Mi madre sabía que se estaba muriendo y no se lo dijo a nadie.


Durante el vuelo a Lima no paré de revisar la copia del informe médico que
me había enviado mi hermano mayor. Me llamó la atención que en el apartado
«Ocupación» pusiera «su casa» y no «abogada». En «Enfermedad actual»,
puso: «Paciente de sesenta y ocho años, quien desde hace cuatro notó tumor
en la mama izquierda completamente asintomático y solo ahora consultó con
facultativo quien la deriva a nuestro instituto. La paciente refiere cefaleas y
mareos desde hace quince días, hace una semana noto aumento de volumen
del abdomen con nauseas y vomitos». En el apartado «Examen físico», decía:
«En la mama izquierda presenta una gran tumoracion de 7 x 6 cm ulcerada en
los cuadrantes inferiores la ulceracion mide 4 x 4 cm, además una tumoración
de 2 x 2 cm paraesternal izquierda. en la axila se palpan ganglios de hasta 1.
cm». Y sigue explicando cosas como que el hígado está trece centímetros por
debajo del reborde costal. Cuando recibí el informe llamé a un amigo médico
en Barcelona, cuyo padre había fallecido de cáncer. Fue sincero, me dijo que a
mi madre quizás sólo le esperaban los cuidados paliativos. Yo no quería que
sufriera.
Me remordía algo que no quisiera recordar. Mi madre había comentado hacía
unos años que había notado un «bultito» en el pecho, pero que no era nada.
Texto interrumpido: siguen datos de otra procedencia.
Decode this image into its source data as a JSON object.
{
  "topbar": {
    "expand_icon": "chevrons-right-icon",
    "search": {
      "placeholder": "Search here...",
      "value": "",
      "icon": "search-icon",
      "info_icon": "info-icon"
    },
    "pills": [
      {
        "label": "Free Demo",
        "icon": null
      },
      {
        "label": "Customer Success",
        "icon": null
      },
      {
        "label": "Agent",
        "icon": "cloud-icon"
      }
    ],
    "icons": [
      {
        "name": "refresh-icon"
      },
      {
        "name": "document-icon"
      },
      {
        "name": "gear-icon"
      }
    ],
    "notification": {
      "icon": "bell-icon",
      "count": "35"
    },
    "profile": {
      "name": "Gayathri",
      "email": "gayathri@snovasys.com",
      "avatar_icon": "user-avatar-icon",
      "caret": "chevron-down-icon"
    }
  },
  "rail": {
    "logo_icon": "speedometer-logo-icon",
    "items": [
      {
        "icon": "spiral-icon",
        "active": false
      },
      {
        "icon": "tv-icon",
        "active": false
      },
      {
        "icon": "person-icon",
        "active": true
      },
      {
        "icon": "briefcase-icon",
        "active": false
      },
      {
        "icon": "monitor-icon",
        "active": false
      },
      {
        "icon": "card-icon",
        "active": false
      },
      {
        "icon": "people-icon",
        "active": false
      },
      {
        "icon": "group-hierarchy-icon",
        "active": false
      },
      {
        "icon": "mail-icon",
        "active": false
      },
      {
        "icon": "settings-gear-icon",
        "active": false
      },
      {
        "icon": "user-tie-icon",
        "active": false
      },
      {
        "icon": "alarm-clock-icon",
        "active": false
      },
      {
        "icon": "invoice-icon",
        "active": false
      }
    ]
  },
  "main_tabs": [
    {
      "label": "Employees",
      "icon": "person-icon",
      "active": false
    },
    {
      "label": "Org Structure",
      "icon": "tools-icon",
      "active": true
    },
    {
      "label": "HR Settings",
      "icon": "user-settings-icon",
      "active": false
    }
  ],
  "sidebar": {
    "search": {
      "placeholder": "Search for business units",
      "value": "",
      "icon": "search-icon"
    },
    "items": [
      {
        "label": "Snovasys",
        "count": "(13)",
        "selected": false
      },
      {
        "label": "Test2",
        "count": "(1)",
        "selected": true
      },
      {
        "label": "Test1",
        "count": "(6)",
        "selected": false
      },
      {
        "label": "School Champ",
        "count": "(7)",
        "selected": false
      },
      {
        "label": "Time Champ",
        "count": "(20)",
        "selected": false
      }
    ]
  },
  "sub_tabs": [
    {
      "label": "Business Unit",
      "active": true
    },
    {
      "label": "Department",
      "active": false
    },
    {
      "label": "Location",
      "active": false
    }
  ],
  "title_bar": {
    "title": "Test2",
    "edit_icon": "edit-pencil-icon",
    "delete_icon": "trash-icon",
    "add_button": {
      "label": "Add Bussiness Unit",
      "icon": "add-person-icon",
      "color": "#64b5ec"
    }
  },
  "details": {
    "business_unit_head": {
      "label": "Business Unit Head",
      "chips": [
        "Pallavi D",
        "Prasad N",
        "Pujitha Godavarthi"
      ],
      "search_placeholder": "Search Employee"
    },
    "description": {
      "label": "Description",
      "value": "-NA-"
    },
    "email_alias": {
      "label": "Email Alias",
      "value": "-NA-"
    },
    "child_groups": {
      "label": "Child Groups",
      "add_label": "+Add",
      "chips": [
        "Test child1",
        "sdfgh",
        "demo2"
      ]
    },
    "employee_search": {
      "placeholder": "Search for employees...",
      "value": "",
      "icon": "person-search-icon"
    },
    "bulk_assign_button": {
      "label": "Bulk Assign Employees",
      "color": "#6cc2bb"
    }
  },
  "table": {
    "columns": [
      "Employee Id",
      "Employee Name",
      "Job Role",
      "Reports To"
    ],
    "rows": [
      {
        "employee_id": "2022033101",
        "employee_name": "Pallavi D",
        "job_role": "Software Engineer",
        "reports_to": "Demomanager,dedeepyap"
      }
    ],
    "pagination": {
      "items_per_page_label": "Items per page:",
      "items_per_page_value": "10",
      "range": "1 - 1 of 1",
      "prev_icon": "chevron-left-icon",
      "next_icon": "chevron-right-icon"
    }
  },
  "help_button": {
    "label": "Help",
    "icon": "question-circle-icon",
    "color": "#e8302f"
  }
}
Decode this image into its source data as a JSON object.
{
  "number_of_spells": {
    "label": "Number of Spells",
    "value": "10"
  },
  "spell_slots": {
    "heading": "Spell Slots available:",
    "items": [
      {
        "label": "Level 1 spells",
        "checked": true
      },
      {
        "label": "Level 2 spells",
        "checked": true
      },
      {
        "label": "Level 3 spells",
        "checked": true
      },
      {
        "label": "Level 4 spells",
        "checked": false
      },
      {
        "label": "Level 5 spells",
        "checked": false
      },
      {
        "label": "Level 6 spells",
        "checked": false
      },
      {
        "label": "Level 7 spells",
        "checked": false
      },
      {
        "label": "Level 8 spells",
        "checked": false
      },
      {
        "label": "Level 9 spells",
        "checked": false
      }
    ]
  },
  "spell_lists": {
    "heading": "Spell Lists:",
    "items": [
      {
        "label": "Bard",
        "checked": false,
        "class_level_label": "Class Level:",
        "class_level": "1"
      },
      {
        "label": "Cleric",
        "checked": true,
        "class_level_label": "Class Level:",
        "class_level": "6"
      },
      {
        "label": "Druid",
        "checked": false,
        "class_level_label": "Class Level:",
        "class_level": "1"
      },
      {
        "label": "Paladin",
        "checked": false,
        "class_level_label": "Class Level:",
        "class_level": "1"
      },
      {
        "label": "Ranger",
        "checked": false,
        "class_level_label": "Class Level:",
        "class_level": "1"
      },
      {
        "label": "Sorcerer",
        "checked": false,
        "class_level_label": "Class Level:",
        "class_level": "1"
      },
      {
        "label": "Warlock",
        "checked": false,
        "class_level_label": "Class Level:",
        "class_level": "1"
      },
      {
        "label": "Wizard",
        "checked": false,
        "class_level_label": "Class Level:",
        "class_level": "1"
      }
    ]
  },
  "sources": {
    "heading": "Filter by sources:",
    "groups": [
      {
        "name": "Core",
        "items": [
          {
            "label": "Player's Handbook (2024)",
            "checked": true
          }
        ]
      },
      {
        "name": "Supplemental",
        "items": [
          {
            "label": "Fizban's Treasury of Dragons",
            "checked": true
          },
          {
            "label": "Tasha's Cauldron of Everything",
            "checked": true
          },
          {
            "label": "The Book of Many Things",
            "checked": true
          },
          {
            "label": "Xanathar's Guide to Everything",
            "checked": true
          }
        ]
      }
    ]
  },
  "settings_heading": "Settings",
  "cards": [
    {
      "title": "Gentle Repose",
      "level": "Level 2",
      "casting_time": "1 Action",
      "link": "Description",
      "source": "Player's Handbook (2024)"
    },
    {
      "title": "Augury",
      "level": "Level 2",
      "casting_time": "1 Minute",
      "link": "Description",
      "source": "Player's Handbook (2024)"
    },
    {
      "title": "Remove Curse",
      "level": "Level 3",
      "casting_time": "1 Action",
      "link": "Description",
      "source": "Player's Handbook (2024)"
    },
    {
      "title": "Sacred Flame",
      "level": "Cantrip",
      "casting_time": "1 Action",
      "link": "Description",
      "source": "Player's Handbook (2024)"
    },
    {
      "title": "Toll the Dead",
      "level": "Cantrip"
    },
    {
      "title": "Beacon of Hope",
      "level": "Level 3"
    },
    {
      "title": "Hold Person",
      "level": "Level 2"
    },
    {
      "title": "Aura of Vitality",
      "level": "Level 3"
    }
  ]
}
Usó el diminutivo para restarle importancia. Y nadie se la dio. Ella en cambio
vivía pendiente de su familia. ¿Qué tan pendiente estaba yo de ella? Empecé a
preguntarme por qué no había actuado como ella lo habría hecho si yo le
hubiera dicho que tenía un tumor o cualquier enfermedad. ¿Por qué no había
existido esa reciprocidad? Yo quería a mi madre. ¿Pero la quería lo
suficiente?, ¿era mi egoísmo?, ¿cómo se produce esa desconexión entre un
hijo y sus padres?
El avión aterrizó de madrugada y pensé que estaba preparado para lo peor. Me
recogió mi padre. Se me cayeron algunas lágrimas al abrazarlo. Lo vi agotado,
preocupado, nunca lo había visto así. Estaba más canoso y había vuelto a
llevar bigote. En el coche, camino a casa, le pedí que me pusiera al tanto de
todo, con detalles. Era la madrugada del viernes veinte de mayo de 2011,
había gastado mis escasos ahorros para despedirme de mi madre; durante el
vuelo en mi agenda anoté: «La peor comida de avión de mi vida». Mi
hermano me recibió en el pasillo del segundo piso cuando llegamos a casa.
Sus ojeras eran dos túneles. Me avisó que mi madre se había despertado y que
podía aprovechar para saludarla. Entré en la habitación. Ella dormía de lado,
mirando hacia el armario empotrado en la pared que daba hacia el patio
interior. El espacio que su cuerpo ocupaba era el mismo de siempre. Subí a la
cama y susurré «mamá». Cuando giró la cabeza supe que no serían entre tres y
seis meses. Este era un adiós. Apreté los dientes y sonreí como pude.